I watched Minimalism: A documentary about the important things some months ago after reading many recommendations to watch it. You can watch it on Netflix, if you have a subscription. I believe it’s on the Apple and Google store as well, but don’t quote me on that.
The premise of the film is fairly simple. Two guys, Joshua Fields Millburn and Ryan Nicodemus are crossing the country (USA) on a book tour. The documentary follows their journey, talks about how it all started and cuts away to talk to others who have also embraced the minimalism lifestyle. There was also much talk about applied minimalism and the global impact of consumer culture.
I started watching this with no expectations. I didn’t even know what it was about! All I had heard was that it was ‘good’. I’m not a person that does a whole heap of research or reading before I watch a film or read a book. There were no pre-conceived ideas, no bias, and therefore when I tell you that I liked this doco, I truly do.
It wasn’t what Minimalism was that struck me. It was when they talked about mindless consumption that a lightbulb went off in my head. And then they talked about how people felt miserable despite being in high paying jobs and being able to buy all these material items that it started me thinking.
Mindless consumption. That pretty much sums it up. It sums up the problem I’ve been having.
I have a confession to make. Some 15 years ago, my parents gave me the princely sum of $15,000. To this day, I cannot tell you what I spent it on. When I tried to do some digging through statements and receipts, all I came up with was that it had disappeared in very small amounts (under $100, most times under $50) but very, very frequently. I bought needless things by the truck load, I purchased little snacks here and there and somehow, in the space of 4 – 6 months, it disappeared. It is one of my most shameful memory of money and how I repent that now! It is not a debt, but often I feel like I should come up with that money and return it to my parents – how I spent it was not deserving of a gift like that.
I also feel like that period of my life was the very epitome of mindless consumption. There was not much thinking going on, lots of buying and lots of pointless spending of money. And while I have toned down by a considerable amount since then, it wasn’t till I started reading Marie Kondo’s The Life-Changing Magic of Tidying that things truly started to change. I started decluttering my surroundings but it wasn’t till I watched this film that something finally clicked.

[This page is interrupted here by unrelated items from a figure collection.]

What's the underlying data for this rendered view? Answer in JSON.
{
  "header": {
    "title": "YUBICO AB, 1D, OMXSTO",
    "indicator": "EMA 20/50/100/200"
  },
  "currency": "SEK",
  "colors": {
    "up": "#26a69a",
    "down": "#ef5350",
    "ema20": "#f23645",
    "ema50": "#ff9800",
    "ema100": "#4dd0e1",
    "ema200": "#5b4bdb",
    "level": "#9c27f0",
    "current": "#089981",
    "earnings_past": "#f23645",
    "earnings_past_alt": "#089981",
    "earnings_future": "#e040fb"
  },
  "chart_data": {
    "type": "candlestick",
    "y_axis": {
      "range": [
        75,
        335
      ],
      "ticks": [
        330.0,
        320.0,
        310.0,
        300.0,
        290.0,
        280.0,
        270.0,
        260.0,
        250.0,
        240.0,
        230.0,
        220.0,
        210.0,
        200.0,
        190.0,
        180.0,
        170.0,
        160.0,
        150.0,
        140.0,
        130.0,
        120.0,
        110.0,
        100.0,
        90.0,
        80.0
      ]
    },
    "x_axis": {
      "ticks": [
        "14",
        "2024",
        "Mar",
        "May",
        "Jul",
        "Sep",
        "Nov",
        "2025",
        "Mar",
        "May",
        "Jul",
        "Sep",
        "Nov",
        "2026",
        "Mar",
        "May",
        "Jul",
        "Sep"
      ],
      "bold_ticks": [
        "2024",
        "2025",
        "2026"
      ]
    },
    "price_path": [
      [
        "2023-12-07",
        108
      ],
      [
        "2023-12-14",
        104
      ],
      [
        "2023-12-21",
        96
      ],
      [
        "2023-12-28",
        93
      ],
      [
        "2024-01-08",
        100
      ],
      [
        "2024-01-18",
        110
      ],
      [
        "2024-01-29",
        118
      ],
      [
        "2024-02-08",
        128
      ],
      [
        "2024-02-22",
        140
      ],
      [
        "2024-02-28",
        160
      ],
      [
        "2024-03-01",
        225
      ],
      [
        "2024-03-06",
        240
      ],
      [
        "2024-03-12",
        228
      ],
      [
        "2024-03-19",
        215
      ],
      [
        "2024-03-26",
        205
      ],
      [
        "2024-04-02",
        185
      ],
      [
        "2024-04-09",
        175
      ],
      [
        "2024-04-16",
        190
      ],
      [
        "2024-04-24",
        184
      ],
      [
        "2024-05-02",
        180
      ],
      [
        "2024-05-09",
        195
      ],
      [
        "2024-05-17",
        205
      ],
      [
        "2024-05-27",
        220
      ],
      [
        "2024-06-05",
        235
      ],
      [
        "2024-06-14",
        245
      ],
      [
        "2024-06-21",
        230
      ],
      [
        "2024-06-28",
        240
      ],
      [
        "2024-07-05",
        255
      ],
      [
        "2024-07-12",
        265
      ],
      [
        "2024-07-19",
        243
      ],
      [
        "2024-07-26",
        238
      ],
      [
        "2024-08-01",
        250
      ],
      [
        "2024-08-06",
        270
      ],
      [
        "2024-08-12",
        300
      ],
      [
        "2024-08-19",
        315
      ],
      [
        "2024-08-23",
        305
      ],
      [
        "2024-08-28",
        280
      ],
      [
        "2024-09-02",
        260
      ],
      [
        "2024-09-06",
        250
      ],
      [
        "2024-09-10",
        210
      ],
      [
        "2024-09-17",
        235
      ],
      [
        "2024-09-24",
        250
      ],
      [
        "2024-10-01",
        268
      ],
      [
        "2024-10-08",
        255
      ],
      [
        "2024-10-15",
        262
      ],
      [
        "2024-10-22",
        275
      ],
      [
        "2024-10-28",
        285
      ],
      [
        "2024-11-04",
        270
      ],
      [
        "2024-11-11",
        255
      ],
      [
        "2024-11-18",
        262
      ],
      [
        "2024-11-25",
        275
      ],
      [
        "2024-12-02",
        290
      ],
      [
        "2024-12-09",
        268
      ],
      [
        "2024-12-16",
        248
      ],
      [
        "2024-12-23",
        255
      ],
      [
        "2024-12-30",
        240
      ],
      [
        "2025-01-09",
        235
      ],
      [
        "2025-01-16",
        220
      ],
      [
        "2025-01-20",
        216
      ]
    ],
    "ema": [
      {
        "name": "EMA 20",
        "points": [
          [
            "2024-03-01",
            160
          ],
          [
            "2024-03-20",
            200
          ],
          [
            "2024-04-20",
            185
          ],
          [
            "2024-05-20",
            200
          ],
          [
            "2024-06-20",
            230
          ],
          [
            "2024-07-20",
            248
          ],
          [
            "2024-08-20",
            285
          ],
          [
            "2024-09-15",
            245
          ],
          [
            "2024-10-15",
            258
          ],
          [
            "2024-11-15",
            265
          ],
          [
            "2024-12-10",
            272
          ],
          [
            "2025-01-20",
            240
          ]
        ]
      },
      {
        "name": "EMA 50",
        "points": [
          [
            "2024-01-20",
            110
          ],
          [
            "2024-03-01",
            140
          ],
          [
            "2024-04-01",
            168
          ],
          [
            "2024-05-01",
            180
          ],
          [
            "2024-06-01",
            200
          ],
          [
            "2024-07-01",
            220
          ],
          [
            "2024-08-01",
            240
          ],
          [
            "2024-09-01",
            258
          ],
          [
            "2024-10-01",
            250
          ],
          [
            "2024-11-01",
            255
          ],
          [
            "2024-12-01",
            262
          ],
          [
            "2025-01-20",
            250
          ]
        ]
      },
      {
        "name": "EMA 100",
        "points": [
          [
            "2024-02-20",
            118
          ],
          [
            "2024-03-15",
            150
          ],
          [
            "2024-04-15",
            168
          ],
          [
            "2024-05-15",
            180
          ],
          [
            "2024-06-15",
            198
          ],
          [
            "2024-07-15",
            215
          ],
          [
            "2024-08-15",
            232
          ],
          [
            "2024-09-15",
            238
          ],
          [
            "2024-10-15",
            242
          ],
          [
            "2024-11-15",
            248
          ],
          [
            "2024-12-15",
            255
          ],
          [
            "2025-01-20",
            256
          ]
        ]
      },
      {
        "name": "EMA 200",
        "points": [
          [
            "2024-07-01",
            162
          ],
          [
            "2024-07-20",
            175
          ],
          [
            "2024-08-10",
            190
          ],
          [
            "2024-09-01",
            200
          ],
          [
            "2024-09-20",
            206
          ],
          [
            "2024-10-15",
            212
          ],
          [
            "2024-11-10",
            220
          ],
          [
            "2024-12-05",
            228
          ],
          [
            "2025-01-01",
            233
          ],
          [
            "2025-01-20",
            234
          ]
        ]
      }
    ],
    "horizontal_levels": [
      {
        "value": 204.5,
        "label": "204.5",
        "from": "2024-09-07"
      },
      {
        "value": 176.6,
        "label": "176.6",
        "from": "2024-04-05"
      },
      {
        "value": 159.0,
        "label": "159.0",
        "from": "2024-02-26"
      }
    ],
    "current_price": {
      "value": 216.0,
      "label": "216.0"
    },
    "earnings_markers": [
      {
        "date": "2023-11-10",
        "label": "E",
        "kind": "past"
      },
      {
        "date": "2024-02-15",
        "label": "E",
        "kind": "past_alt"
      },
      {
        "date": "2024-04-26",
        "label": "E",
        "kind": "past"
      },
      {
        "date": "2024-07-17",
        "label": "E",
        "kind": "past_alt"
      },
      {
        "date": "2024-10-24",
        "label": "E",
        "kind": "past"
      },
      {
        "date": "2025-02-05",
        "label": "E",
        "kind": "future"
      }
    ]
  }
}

I now know why I have this endless cycle of ‘happy – neutral – malcontent – explosion of unhappiness which results in a massive clean up spree’. Plain and simple, I have too much shit around me. All these things that I had surrounded myself with that were supposed to keep me happy was actually doing the exact opposite. As I decluttered my surroundings, I started feeling the cobwebs lift and I started to declutter my work and personal life too.
I no longer mindlessly consume, or at least I try not to. Instead, before buying anything I question, question and then question some more. I think it is definitely okay to consume, as long as you are 100% sure that every thing that you are buying, every action that you are taking is something that you are doing with purpose. An example of this would be meal planning. We used to just wander into the grocery store or farmers market and bought whatever took our fancy. We had no set plans and as a result, we wasted lots of money through wasted ingredients and wilted vegetables. I cringe just thinking of all the items that are now in landfill as a a result of my thoughtlessness.
This year, I undertook a few massive rounds of decluttering. It is still very much a journey in process as I slowly disentangle my emotional self from my belongings. Every round of decluttering has brought along a sense of peace. I didn’t really understand why that was, but I had this fire within me to purge, in search of that peace. I didn’t know (till now) that it was my own belongings that were pressuring me, causing me stress.
To always be mindful and to always be purposeful.
I am soon to embark upon my 4th (or maybe it’s 5th) round of decluttering around the house soon (I do that every school holiday) and am actually really excited to do so. Currently my study and my walk-in wardrobe is causing me stress along with my dresser. Letting go is not easy, but the more I do it, the easier it gets.
If you get the chance, watch the film. It may or may not speak to you, but like me, it might just set off a series of fireworks and light a bulb.